“O Cânone Colonial”, de Flávio Kothe (416 páginas, UnB, 1997) é um livro surpreendente. Seu autor coleciona títulos acadêmicos, como os de mestre, doutor, catedrático e livre-docente em literatura, relacionados na orelha do volume. Uma de suas propostas é verificar “a falta de resistência de textos clássicos a uma análise crítica”. Assim, o leitor procura a obra na expectativa de encontrar uma discussão séria sobre a literatura colonial brasileira, realizada a partir de uma pesquisa abrangente e com a credibilidade de um especialista. Porém, este livro se diferencia da maioria dos ensaios publicados. Afinal, ele serve de veículo a um dos mais absurdos erros de interpretação de texto de nossa literatura. No último capítulo, “O Arcadismo de Gonzaga”, dedicado ao estudo (?) da obra do poeta e inconfidente Tomás Antônio Gonzaga (1744-1810), Flávio Kothe examina a famosa Lira nº 1. O poema, que inicia com “Eu, Marília, não sou algum vaqueiro, que viva de guardar alheio gado”, diz, pouco depois:
“Tenho próprio casal, e nele assisto;
Dá-me vinho, legume, fruta, azeite;”
Assim empregada, a palavra “casal” tem o sentido, registrado no dicionário Aurélio, de pequena propriedade rústica; granja. É desse modo que a utiliza Eça de Queirós, em seus “Contos” (página 368): “Tão rota, tão trôpega, tão triste, até os cães me ladrariam da porta dos casais”. Portanto, “ter próprio casal” quer dizer: ser proprietário de uma espécie de sítio, onde o poeta “assiste”, ou seja, mora, e de onde retira os elementos necessários a sua subsistência. Surpreendentemente, o “mestre” Flávio Kothe parece ignorar ou desprezar essa lição básica. Acredite se quiser, mas ele conclui, à página 398:
“Um “casal” - que possa “dar” vinho, legume, fruta, azeite – só pode ser um casal de escravos”.

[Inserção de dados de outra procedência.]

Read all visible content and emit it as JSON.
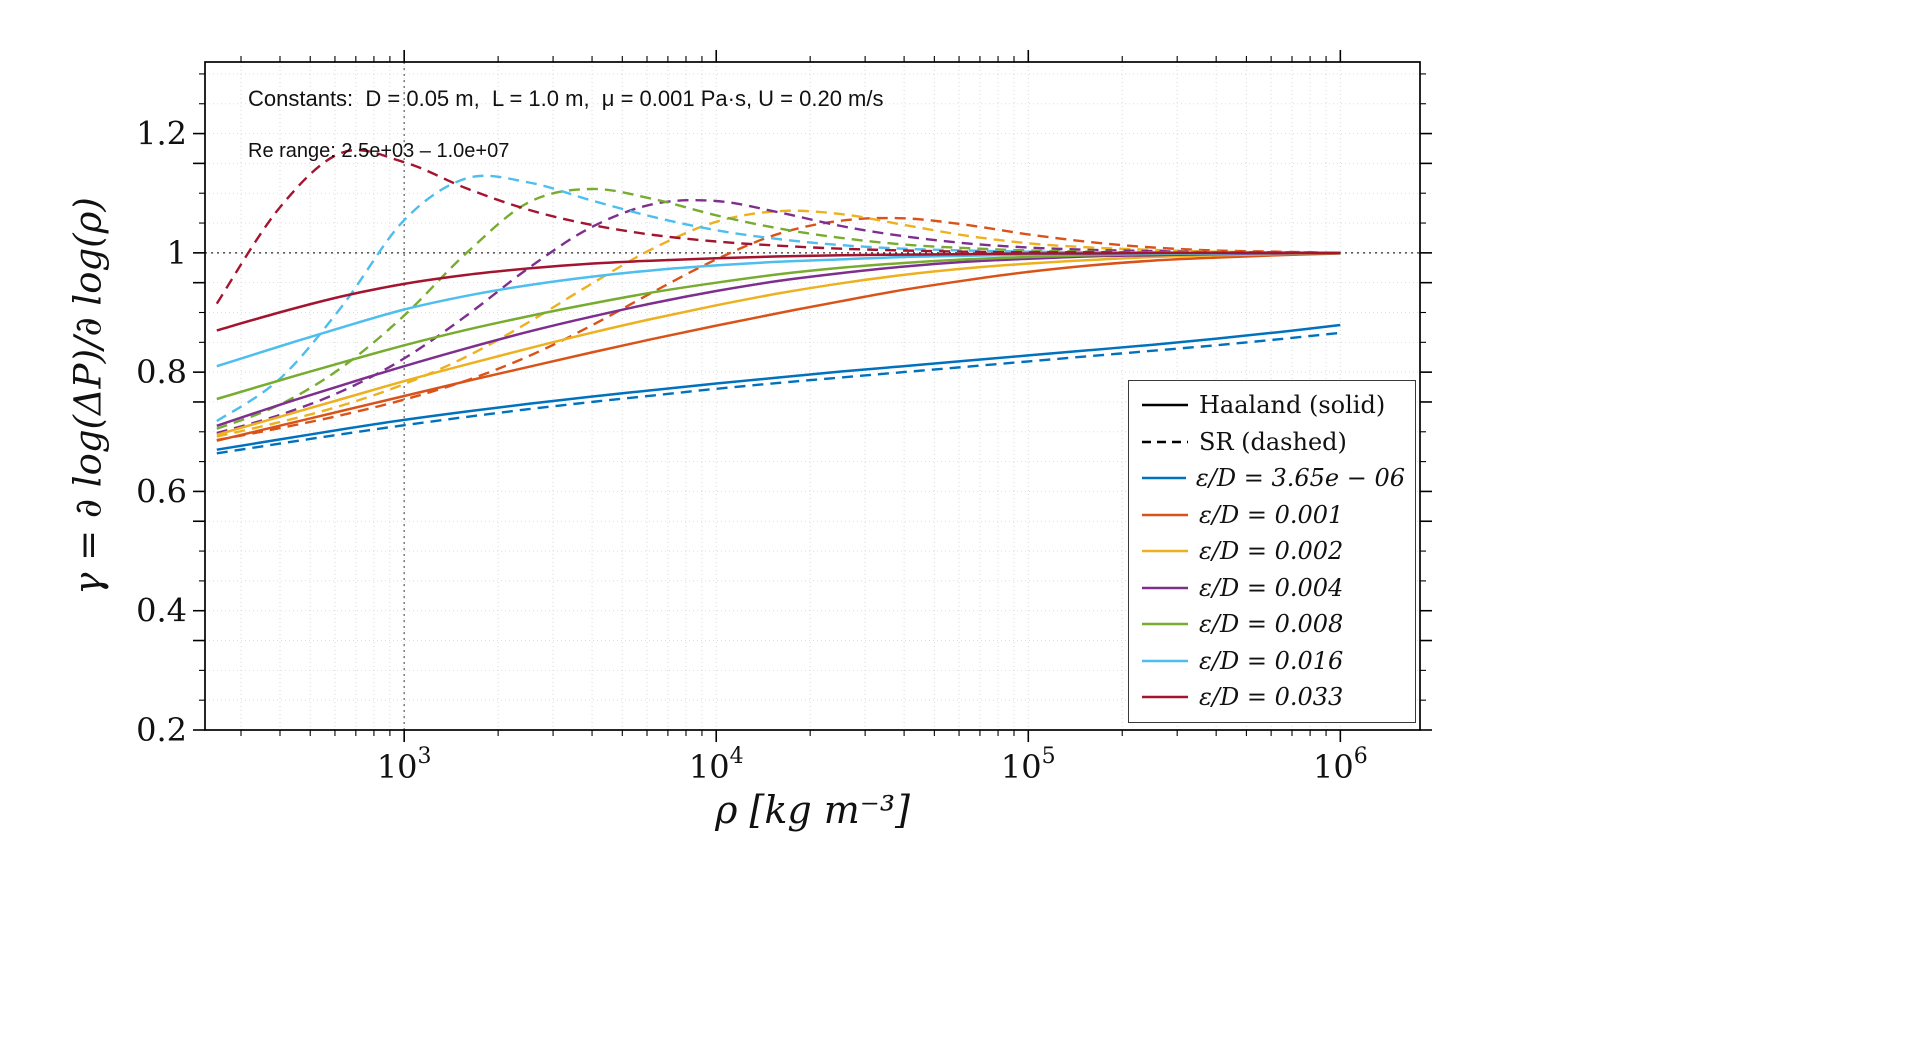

E antes que o leitor se refaça, arremata com o seguinte juízo histórico-político sobre Gonzaga:
“ É estranho que se faça de um dono de escravos um libertador”.
Tamanho despropósito bastaria para marcar o livro. Mas o volume é ainda pontuado por expressões inadequadas e fora do contexto, como a afirmação (além do mais, inverídica) , à página 397, de que Marília viria a casar-se “com um ricaço qualquer” ou, logo a seguir, sobre o romance frustrado entre ela e Gonzaga: “A tragédia mineira acaba em pizza”. O mesmo capítulo tem outras pérolas como referir-se a Marília (cujo verdadeiro nome era Maria Dorotéia Joaquina de Seixas) como “Dorotéia de Castro”(página 409).
Em síntese, fica da leitura de “O Cânone Colonial” a amarga constatação de que, infelizmente, ainda no Brasil o despreparo intelectual pode travestir-se de sabedoria professoral, de forma aparentemente impune.